A company acting as a patient advocate and healthcare claim recovery expert for plan participants and beneficiaries, both at the initial application stage and when claimants appeal adverse benefit determinations, requested clarification from the DOL of its ability to act as an authorized representative for claimants under the DOL claims procedure regulations.
The DOL notes that ERISA Reg. §2560.503-1 provides the minimum requirements for employee benefit plan claims procedures under ERISA. ERISA Reg. §2560.503-1(b)(4) expressly gives participants and beneficiaries the right to appoint authorized representatives to act on their behalf in connection with an initial claim for benefits as well as an appeal of an adverse benefit determination. In addition, DOL FAQ guidance confirms that authorized representatives are entitled to notifications in connection with initial claim determinations and appeals.
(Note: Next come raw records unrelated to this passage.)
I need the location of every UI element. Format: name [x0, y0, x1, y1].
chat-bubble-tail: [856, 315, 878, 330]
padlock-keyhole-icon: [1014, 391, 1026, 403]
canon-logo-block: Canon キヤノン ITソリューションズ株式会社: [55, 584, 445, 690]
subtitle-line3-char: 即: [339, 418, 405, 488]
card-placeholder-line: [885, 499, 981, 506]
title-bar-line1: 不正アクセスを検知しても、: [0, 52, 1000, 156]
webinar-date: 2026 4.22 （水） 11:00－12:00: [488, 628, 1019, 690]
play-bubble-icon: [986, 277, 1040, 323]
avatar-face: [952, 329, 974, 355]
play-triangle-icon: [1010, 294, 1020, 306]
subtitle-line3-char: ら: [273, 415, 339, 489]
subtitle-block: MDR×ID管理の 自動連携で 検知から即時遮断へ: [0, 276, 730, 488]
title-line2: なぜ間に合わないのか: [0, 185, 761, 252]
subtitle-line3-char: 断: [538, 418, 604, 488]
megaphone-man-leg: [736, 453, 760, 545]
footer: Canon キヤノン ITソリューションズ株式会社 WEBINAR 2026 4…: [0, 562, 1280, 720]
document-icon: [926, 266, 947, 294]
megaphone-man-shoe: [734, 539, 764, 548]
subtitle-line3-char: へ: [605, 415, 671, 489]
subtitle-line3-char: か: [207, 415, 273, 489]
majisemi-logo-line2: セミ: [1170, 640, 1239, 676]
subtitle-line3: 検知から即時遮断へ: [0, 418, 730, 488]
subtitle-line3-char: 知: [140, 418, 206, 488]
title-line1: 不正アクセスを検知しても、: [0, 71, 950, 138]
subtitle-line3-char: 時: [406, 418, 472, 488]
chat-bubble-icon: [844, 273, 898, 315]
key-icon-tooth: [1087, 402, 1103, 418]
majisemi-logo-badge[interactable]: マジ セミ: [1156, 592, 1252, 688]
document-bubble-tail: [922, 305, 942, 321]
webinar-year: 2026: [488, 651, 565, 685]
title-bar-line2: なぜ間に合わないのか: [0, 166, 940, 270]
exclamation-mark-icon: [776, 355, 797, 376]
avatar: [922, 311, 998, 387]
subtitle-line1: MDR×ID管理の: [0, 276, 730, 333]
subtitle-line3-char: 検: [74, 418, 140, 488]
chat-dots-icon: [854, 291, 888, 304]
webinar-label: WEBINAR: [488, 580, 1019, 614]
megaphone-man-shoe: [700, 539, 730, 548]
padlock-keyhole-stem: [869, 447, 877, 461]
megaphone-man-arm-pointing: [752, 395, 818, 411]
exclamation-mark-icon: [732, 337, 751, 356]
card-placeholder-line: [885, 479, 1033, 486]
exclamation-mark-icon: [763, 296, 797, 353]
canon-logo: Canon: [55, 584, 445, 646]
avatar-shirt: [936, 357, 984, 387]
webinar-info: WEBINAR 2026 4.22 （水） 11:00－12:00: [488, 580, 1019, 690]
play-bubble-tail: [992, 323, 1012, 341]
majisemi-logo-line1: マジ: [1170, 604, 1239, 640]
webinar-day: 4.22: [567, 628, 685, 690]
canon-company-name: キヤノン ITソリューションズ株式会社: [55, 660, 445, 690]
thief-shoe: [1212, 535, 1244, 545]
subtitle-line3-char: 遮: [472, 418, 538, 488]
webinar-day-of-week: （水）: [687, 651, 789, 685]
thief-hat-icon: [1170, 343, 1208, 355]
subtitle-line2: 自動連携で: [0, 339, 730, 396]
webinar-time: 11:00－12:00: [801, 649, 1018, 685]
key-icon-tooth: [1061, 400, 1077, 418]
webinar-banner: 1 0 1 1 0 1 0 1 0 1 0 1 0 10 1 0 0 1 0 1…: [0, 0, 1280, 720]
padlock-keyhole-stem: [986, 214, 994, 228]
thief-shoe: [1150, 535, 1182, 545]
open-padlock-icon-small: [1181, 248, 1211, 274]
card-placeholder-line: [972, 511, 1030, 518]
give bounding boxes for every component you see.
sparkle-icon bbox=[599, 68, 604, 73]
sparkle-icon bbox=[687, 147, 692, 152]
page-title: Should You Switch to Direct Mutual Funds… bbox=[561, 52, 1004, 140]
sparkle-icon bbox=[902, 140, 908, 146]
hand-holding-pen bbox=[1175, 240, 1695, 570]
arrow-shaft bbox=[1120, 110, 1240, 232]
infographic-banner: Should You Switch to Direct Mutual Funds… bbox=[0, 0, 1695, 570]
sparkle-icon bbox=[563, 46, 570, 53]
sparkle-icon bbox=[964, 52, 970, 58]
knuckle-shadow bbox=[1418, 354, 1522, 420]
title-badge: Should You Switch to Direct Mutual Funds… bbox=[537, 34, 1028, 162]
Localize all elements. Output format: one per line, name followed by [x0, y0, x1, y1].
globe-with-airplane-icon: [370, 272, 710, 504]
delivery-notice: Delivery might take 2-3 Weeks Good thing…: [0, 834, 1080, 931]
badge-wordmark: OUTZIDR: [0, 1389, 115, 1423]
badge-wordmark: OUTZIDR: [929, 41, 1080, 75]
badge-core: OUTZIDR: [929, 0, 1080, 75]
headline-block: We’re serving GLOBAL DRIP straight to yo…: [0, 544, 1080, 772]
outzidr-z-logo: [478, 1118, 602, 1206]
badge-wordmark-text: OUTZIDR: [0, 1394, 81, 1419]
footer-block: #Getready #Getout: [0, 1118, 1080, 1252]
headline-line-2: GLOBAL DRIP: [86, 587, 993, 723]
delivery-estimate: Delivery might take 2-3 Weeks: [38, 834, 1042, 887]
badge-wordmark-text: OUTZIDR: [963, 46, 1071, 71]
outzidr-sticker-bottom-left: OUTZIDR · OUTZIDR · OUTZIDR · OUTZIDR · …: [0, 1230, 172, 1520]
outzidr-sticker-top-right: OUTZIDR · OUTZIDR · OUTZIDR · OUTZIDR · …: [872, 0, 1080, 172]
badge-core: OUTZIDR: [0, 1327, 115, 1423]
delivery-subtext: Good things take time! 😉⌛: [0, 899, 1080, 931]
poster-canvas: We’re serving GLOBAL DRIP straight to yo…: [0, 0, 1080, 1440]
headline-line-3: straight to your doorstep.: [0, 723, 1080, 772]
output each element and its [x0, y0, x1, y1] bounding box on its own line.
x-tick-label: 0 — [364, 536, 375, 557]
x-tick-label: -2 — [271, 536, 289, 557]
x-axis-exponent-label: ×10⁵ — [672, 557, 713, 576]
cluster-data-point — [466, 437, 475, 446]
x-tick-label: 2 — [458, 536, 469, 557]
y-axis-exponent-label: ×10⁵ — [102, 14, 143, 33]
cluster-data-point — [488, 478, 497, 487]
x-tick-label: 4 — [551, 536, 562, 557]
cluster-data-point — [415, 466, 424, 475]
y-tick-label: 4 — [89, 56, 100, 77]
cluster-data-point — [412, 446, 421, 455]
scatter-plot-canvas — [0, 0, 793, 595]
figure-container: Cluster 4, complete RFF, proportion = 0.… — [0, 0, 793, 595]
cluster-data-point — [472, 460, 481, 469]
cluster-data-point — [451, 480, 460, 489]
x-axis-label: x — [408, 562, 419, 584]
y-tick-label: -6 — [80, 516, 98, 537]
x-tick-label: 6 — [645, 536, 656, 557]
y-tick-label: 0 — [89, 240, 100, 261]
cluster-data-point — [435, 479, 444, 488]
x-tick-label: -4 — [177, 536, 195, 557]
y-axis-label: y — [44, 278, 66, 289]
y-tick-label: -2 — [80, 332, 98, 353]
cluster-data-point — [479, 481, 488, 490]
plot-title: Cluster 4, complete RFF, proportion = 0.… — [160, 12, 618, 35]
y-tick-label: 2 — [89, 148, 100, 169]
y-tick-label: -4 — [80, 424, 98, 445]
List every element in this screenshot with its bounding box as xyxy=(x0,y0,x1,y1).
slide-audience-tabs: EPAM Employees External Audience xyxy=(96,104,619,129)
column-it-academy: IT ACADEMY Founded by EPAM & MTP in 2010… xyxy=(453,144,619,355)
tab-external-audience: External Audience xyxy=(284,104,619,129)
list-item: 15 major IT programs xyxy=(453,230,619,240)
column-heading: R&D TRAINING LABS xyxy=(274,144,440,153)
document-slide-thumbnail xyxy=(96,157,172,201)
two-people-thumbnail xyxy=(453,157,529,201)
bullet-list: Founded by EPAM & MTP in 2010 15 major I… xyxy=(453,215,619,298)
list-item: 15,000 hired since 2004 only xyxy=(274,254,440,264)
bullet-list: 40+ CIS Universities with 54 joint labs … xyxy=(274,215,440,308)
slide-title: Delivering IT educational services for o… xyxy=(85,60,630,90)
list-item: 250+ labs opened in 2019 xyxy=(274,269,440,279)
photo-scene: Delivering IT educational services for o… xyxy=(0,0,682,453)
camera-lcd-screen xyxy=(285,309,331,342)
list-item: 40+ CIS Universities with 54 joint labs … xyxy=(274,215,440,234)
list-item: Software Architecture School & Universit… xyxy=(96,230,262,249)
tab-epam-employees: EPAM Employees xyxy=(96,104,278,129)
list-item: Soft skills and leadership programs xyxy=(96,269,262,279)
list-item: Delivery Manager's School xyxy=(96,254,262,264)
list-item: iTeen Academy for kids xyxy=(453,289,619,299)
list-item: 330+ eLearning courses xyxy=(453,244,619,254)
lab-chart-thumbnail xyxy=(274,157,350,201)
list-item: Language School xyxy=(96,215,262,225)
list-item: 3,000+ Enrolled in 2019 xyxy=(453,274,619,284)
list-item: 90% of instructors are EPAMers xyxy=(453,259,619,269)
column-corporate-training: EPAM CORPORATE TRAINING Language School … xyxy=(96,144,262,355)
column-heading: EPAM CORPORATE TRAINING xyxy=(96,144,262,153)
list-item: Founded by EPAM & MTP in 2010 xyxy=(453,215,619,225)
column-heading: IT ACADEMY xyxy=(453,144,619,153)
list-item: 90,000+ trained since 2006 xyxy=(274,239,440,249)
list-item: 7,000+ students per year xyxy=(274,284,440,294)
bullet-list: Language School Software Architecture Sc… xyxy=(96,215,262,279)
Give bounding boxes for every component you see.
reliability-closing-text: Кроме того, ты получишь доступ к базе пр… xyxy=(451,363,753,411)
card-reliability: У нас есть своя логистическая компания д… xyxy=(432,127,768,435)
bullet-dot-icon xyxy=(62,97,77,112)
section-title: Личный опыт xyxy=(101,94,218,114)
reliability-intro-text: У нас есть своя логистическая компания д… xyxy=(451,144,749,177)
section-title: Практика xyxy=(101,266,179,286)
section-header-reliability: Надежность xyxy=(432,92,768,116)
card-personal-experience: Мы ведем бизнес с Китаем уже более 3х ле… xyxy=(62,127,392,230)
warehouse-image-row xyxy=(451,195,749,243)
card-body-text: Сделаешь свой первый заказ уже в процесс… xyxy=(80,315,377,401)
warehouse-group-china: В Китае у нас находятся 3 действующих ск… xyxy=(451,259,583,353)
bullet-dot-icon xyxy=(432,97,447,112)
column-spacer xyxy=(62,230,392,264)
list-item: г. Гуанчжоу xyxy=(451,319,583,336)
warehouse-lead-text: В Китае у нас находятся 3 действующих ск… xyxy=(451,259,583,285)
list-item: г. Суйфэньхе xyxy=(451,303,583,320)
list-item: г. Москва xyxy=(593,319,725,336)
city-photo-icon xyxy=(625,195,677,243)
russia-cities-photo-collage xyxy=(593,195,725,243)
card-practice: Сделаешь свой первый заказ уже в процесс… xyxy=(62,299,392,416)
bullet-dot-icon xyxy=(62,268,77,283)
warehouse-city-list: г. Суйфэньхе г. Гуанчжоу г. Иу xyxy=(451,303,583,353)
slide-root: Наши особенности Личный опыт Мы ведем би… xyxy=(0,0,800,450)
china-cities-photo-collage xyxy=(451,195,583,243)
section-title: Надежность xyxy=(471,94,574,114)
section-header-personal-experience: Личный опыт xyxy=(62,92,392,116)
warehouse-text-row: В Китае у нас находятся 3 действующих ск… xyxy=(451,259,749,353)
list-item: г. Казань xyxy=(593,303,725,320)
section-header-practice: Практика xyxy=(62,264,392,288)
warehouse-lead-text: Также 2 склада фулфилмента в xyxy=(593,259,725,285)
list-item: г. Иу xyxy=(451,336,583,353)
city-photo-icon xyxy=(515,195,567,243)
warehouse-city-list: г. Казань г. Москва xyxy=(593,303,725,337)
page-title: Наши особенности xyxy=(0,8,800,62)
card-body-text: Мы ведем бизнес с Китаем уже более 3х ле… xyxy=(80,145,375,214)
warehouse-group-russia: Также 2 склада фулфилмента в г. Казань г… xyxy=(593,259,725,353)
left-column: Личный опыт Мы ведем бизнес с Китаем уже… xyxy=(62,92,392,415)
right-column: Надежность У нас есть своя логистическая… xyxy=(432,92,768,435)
The DOL explains that, although a plan may establish reasonable procedures for determining whether an individual has been authorized to act on behalf of a claimant, the plan procedures cannot prevent claimants from choosing for themselves who will act as their representative or preclude the claimants from designating an authorized representative for the initial claim, an appeal of an adverse benefit determination, or both. Also, the DOL notes that plans must include any procedures for designating authorized representatives in the plans’ claims procedures and in the plans’ summary plan descriptions (SPDs) or a separate document that accompanies the SPDs. SPDs must include a statement that plan claims procedures are furnished automatically, without charge, as a separate document.